After enrolling in lessons, Sydney Eggleston remembers staying at the barn for hours, sweeping for as long as she could.
“Just being there puts me in the happiest place I’ve ever been,” she said. “I just love it.”
Six months after learning to ride, she began jumping.
“I started out with small poles on the ground and slowly worked up from there,” she said. “Once you’re able to control your horse on your own, you are ready to move onto different levels of difficulty.”
Eggleston got Groovin’, her first horse, at age 12, the same year she took the championship in her first A-level competition in Langley, B.C. Since then, she has competed in five other A-level shows for top riders, in addition to numerous unrated shows.
On her 16th birthday, her parents surprised her with Cheeks, a 10-year-old male horse.
She found her present in the barn wrapped with a bow around his neck.
“I was totally shocked,” she said.
Today, Eggleston jumps over obstacles up to 3 feet 9 inches. By comparison, Olympic riders jump over a course of 10 to 16 jumps set up to 6 feet 6 inches high or wide.
“I’ve fallen many times,” Eggleston said laughing. “No broken bones, so that is good.”
She has not missed a weekly lesson for more than eight years. Any extra time she finds in her schedule, she is at the barn riding Cheeks or helping her trainer exercise his other horses.
After graduation, she plans to attend Centenary College in Hackettstown, N.J. She chose Centenary because of its four-year teaching degree specializing in riding instruction and training.
Equestrian is one of the few sports that age doesn’t dictate an athlete’s longevity.

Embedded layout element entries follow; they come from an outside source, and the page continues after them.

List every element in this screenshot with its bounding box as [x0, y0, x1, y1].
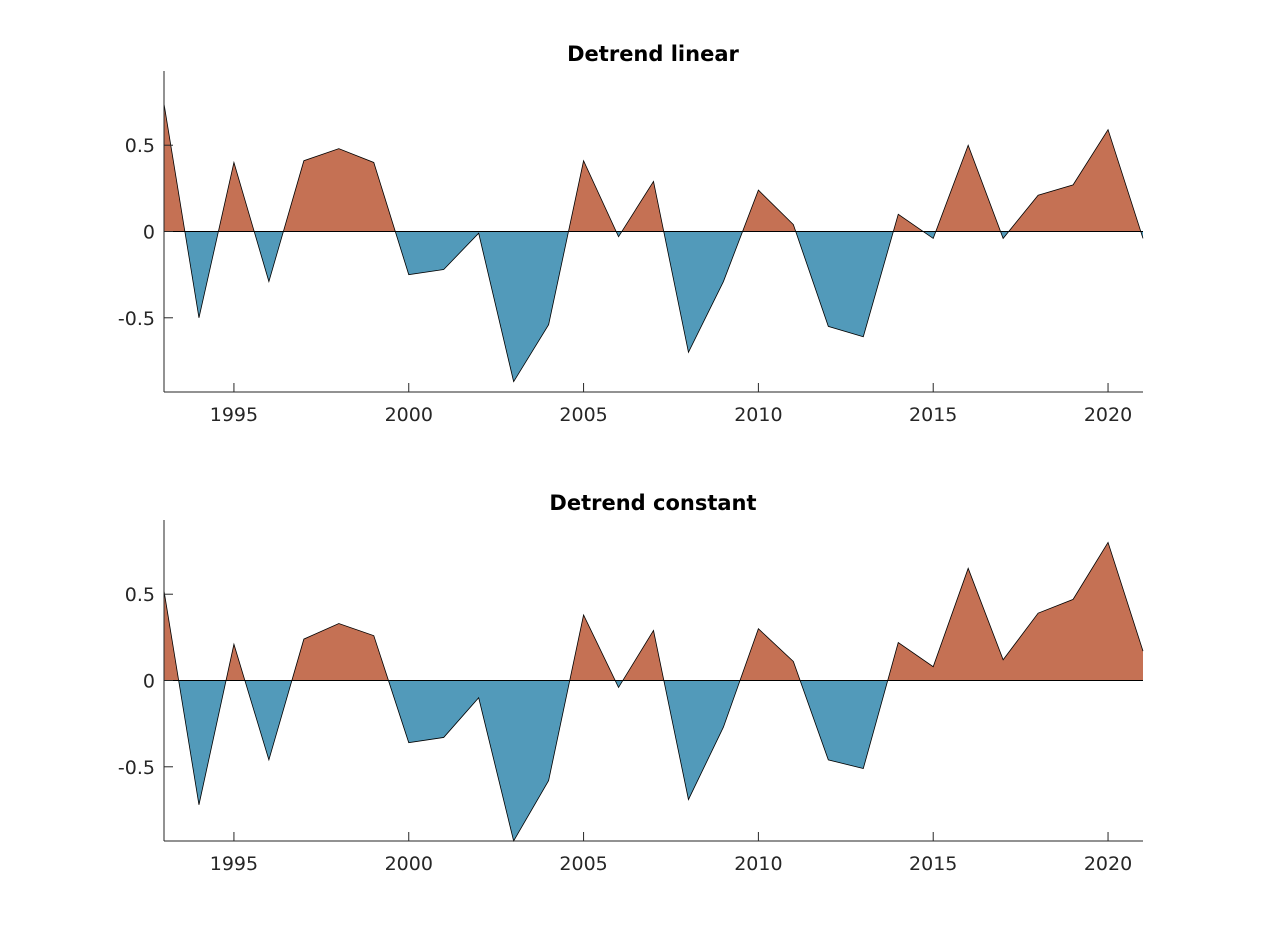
- x-tick-label: 1995: [210, 853, 258, 875]
- y-ticks: 0.5 0 -0.5: [118, 135, 173, 330]
- x-ticks: 1995 2000 2005 2010 2015 2020: [210, 832, 1132, 875]
- positive-area: [1008, 129, 1141, 232]
- y-tick-label: 0: [143, 671, 155, 693]
- negative-area: [184, 231, 219, 318]
- y-ticks: 0.5 0 -0.5: [118, 584, 173, 779]
- negative-area: [800, 680, 888, 769]
- chart-title: Detrend constant: [549, 491, 756, 515]
- chart-title: Detrend linear: [567, 42, 739, 66]
- subplot-detrend-constant: Detrend constant 1995 2000 2005 2010 2015 202…: [118, 491, 1144, 875]
- positive-area: [291, 623, 389, 681]
- negative-area: [254, 231, 284, 282]
- positive-area: [887, 542, 1143, 681]
- negative-area: [388, 680, 570, 841]
- series-outline: [163, 103, 1144, 383]
- positive-area: [935, 145, 1001, 232]
- positive-area: [568, 160, 617, 232]
- positive-area: [226, 644, 245, 681]
- y-tick-label: -0.5: [118, 308, 155, 330]
- y-tick-label: 0.5: [125, 135, 155, 157]
- y-tick-label: 0: [143, 222, 155, 244]
- negative-area: [663, 231, 743, 353]
- x-tick-label: 2000: [385, 404, 433, 426]
- negative-area: [795, 231, 894, 337]
- x-tick-label: 1995: [210, 404, 258, 426]
- subplot-detrend-linear: Detrend linear 1995 2000 2005 2010 2015 2020 …: [118, 42, 1144, 426]
- x-tick-label: 2015: [909, 853, 957, 875]
- y-tick-label: -0.5: [118, 757, 155, 779]
- positive-area: [569, 614, 616, 681]
- area-fills: [164, 103, 1143, 382]
- x-tick-label: 2020: [1084, 853, 1132, 875]
- negative-area: [616, 231, 622, 237]
- positive-area: [218, 162, 255, 232]
- series-outline: [163, 541, 1144, 843]
- x-tick-label: 2005: [559, 404, 607, 426]
- negative-area: [244, 680, 292, 760]
- x-tick-label: 2005: [559, 853, 607, 875]
- positive-area: [621, 181, 664, 232]
- positive-area: [742, 190, 796, 232]
- negative-area: [615, 680, 623, 688]
- y-tick-label: 0.5: [125, 584, 155, 606]
- positive-area: [893, 214, 924, 232]
- area-fills: [164, 542, 1143, 841]
- x-tick-label: 2010: [734, 853, 782, 875]
- x-tick-label: 2000: [385, 853, 433, 875]
- negative-area: [395, 231, 569, 382]
- x-ticks: 1995 2000 2005 2010 2015 2020: [210, 383, 1132, 426]
- positive-area: [622, 630, 664, 681]
- negative-area: [663, 680, 740, 800]
- x-tick-label: 2010: [734, 404, 782, 426]
- positive-area: [739, 628, 801, 681]
- x-tick-label: 2015: [909, 404, 957, 426]
- x-tick-label: 2020: [1084, 404, 1132, 426]
- negative-area: [178, 680, 227, 805]
- positive-area: [283, 148, 396, 232]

“There is no cut off age,” she said. “You just physically have to be able to handle it. I can see me doing this my whole life.”

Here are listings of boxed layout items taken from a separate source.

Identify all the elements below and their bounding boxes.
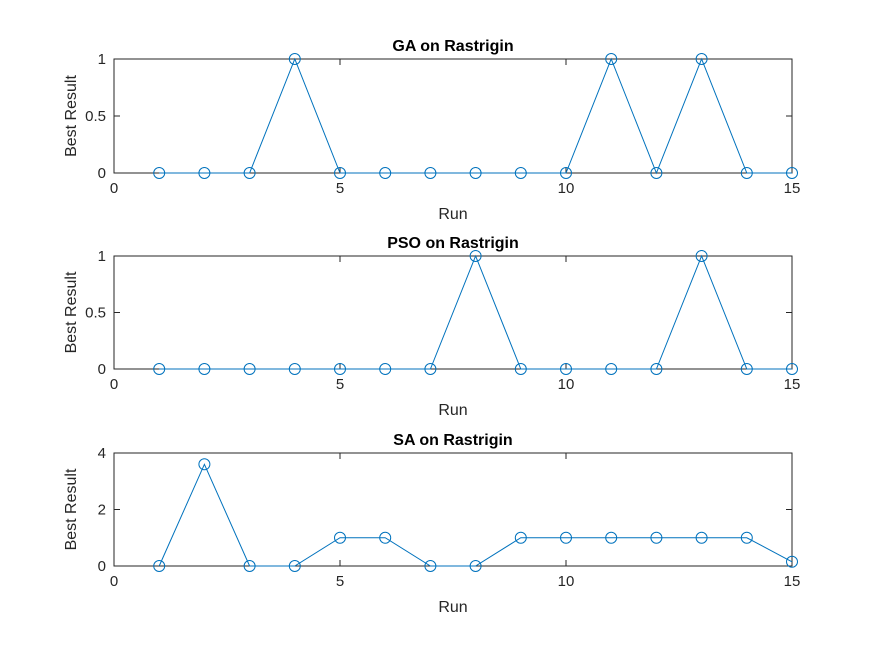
y-tick-label: 1	[98, 51, 106, 68]
axes-box	[113, 58, 793, 174]
data-point	[786, 363, 798, 375]
chart-panel-2: 0 5 10 15 0 0.5 1 PSO on Rastrigin Run Best Resul…	[63, 235, 800, 419]
chart-title: PSO on Rastrigin	[387, 235, 519, 252]
data-point	[469, 560, 482, 572]
x-tick-label: 10	[558, 180, 575, 197]
y-axis-label: Best Result	[63, 75, 80, 157]
data-point	[198, 363, 211, 375]
x-axis-label: Run	[438, 206, 467, 223]
y-tick-label: 4	[98, 445, 106, 462]
chart-panel-1: 0 5 10 15 0 0.5 1 GA on Rastrigin Run Best Result	[63, 38, 800, 223]
data-point	[786, 555, 798, 568]
y-tick-label: 0	[98, 361, 106, 378]
data-point	[786, 167, 798, 179]
data-point	[605, 363, 618, 375]
x-axis-label: Run	[438, 599, 467, 616]
x-tick-label: 5	[336, 573, 344, 590]
chart-title: GA on Rastrigin	[392, 38, 513, 55]
y-axis-label: Best Result	[63, 271, 80, 353]
data-point	[153, 363, 166, 375]
y-tick-label: 0.5	[85, 305, 106, 322]
data-point	[288, 53, 301, 65]
series-line	[159, 254, 792, 370]
x-tick-label: 0	[110, 376, 118, 393]
series-line	[158, 463, 793, 567]
data-point	[560, 167, 572, 179]
data-point	[650, 531, 663, 544]
data-point	[379, 531, 392, 544]
data-point	[514, 531, 527, 544]
x-tick-label: 5	[336, 180, 344, 197]
x-tick-label: 10	[558, 376, 575, 393]
x-tick-label: 15	[784, 180, 801, 197]
y-tick-label: 0	[98, 165, 106, 182]
y-axis-label: Best Result	[63, 468, 80, 550]
data-point	[695, 531, 708, 544]
chart-panel-3: 0 5 10 15 0 2 4 SA on Rastrigin Run Best Result	[63, 432, 800, 616]
data-point	[424, 363, 437, 375]
data-point	[288, 363, 301, 375]
data-point	[243, 167, 256, 179]
data-point	[379, 167, 392, 179]
y-tick-label: 0.5	[85, 108, 106, 125]
data-point	[560, 531, 572, 544]
data-point	[334, 167, 346, 179]
data-point	[243, 560, 256, 572]
data-point	[379, 363, 392, 375]
data-point	[695, 53, 708, 65]
y-tick-label: 2	[98, 502, 106, 519]
data-point	[288, 560, 301, 572]
data-point	[243, 363, 256, 375]
x-tick-label: 0	[110, 573, 118, 590]
data-point	[740, 531, 753, 544]
y-tick-label: 0	[98, 558, 106, 575]
data-point	[650, 363, 663, 375]
data-point	[740, 363, 753, 375]
data-point	[424, 560, 437, 572]
x-tick-label: 15	[784, 376, 801, 393]
x-tick-label: 10	[558, 573, 575, 590]
data-point	[469, 250, 482, 262]
data-point	[560, 363, 572, 375]
data-point	[424, 167, 437, 179]
chart-title: SA on Rastrigin	[393, 432, 512, 449]
x-tick-label: 15	[784, 573, 801, 590]
data-point	[198, 458, 211, 471]
x-axis-label: Run	[438, 402, 467, 419]
data-point	[153, 560, 166, 572]
data-point	[514, 363, 527, 375]
data-point	[334, 531, 346, 544]
data-point	[605, 531, 618, 544]
x-tick-label: 0	[110, 180, 118, 197]
data-point	[605, 53, 618, 65]
data-point	[650, 167, 663, 179]
data-point	[740, 167, 753, 179]
data-point	[153, 167, 166, 179]
x-tick-label: 5	[336, 376, 344, 393]
series-line	[159, 57, 792, 175]
data-point	[198, 167, 211, 179]
y-tick-label: 1	[98, 248, 106, 265]
data-point	[695, 250, 708, 262]
data-point	[469, 167, 482, 179]
axes-box	[113, 452, 793, 567]
data-point	[514, 167, 527, 179]
data-point	[334, 363, 346, 375]
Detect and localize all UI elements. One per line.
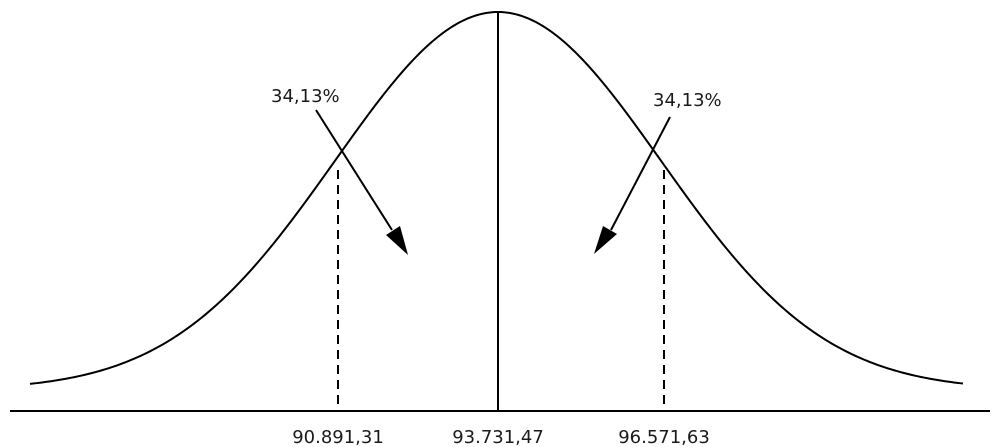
left-area-arrow: [315, 109, 408, 255]
left-area-label: 34,13%: [271, 86, 340, 107]
left-sigma-label: 90.891,31: [292, 427, 384, 447]
right-sigma-label: 96.571,63: [618, 427, 710, 447]
bell-curve: [29, 10, 964, 385]
right-area-label: 34,13%: [653, 90, 722, 111]
right-area-arrow: [594, 116, 671, 254]
mean-label: 93.731,47: [452, 427, 544, 447]
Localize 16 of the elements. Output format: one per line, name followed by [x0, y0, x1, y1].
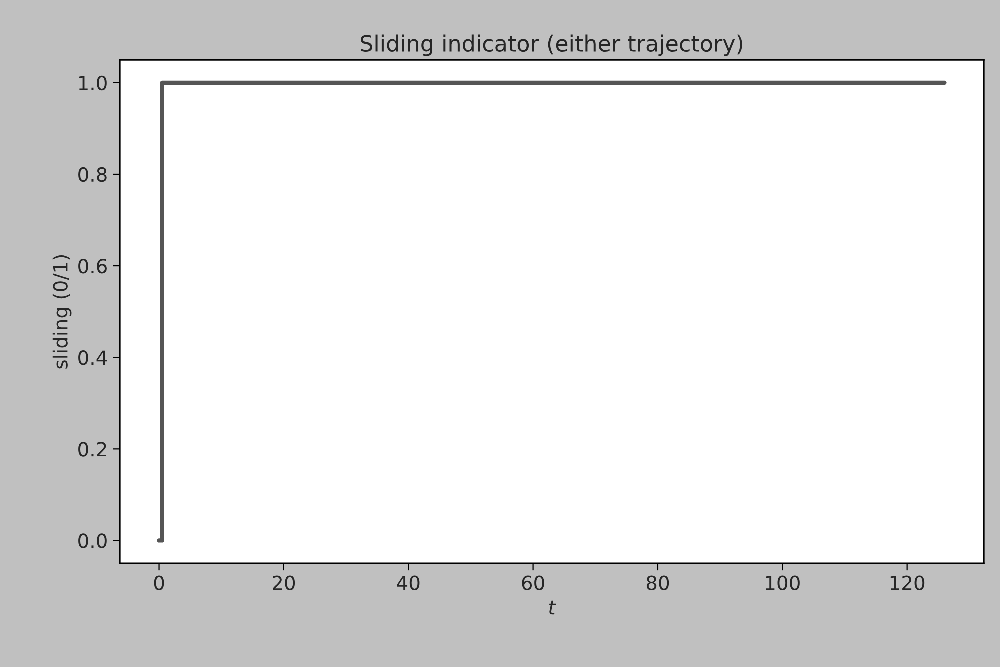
y-tick-label: 1.0 [79, 76, 107, 91]
x-tick-label: 60 [522, 576, 544, 590]
chart-title: Sliding indicator (either trajectory) [361, 34, 743, 56]
x-tick-label: 100 [766, 576, 800, 590]
x-tick-label: 40 [397, 576, 420, 590]
x-tick-label: 0 [154, 576, 164, 590]
y-tick-label: 0.8 [78, 167, 107, 182]
y-tick-label: 0.4 [78, 350, 108, 366]
x-tick-label: 120 [890, 576, 925, 590]
x-tick-label: 80 [646, 576, 670, 590]
y-tick-label: 0.6 [78, 259, 107, 274]
x-tick-label: 20 [273, 576, 296, 590]
y-axis-title: sliding (0/1) [52, 255, 72, 369]
y-tick-label: 0.2 [78, 442, 106, 457]
x-axis-title: t [549, 600, 556, 615]
y-tick-label: 0.0 [78, 534, 107, 548]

As well as maintaining an aggressive riding schedule, Eggleston is involved with school activities.
She plays volleyball in the fall. In the spring, she plays tennis, a program she helped start at Valley Christian during her sophomore year.
She also helps lead the worship team and is the senior class treasurer.
Outside of school, she and two friends volunteer raising funds for Mocha Club, a national organization benefiting people in Africa.
“She is a well-rounded student,” Valley Christian’s guidance counselor Nancy Arnhold said. “She is very active in school and still able to fulfill her life-long dream.”
Eggleston’s ultimate dream is participating in the 2016 Olympics as a rider. “If you shoot for the moon and you miss, you’ll end up in the stars, so why not?”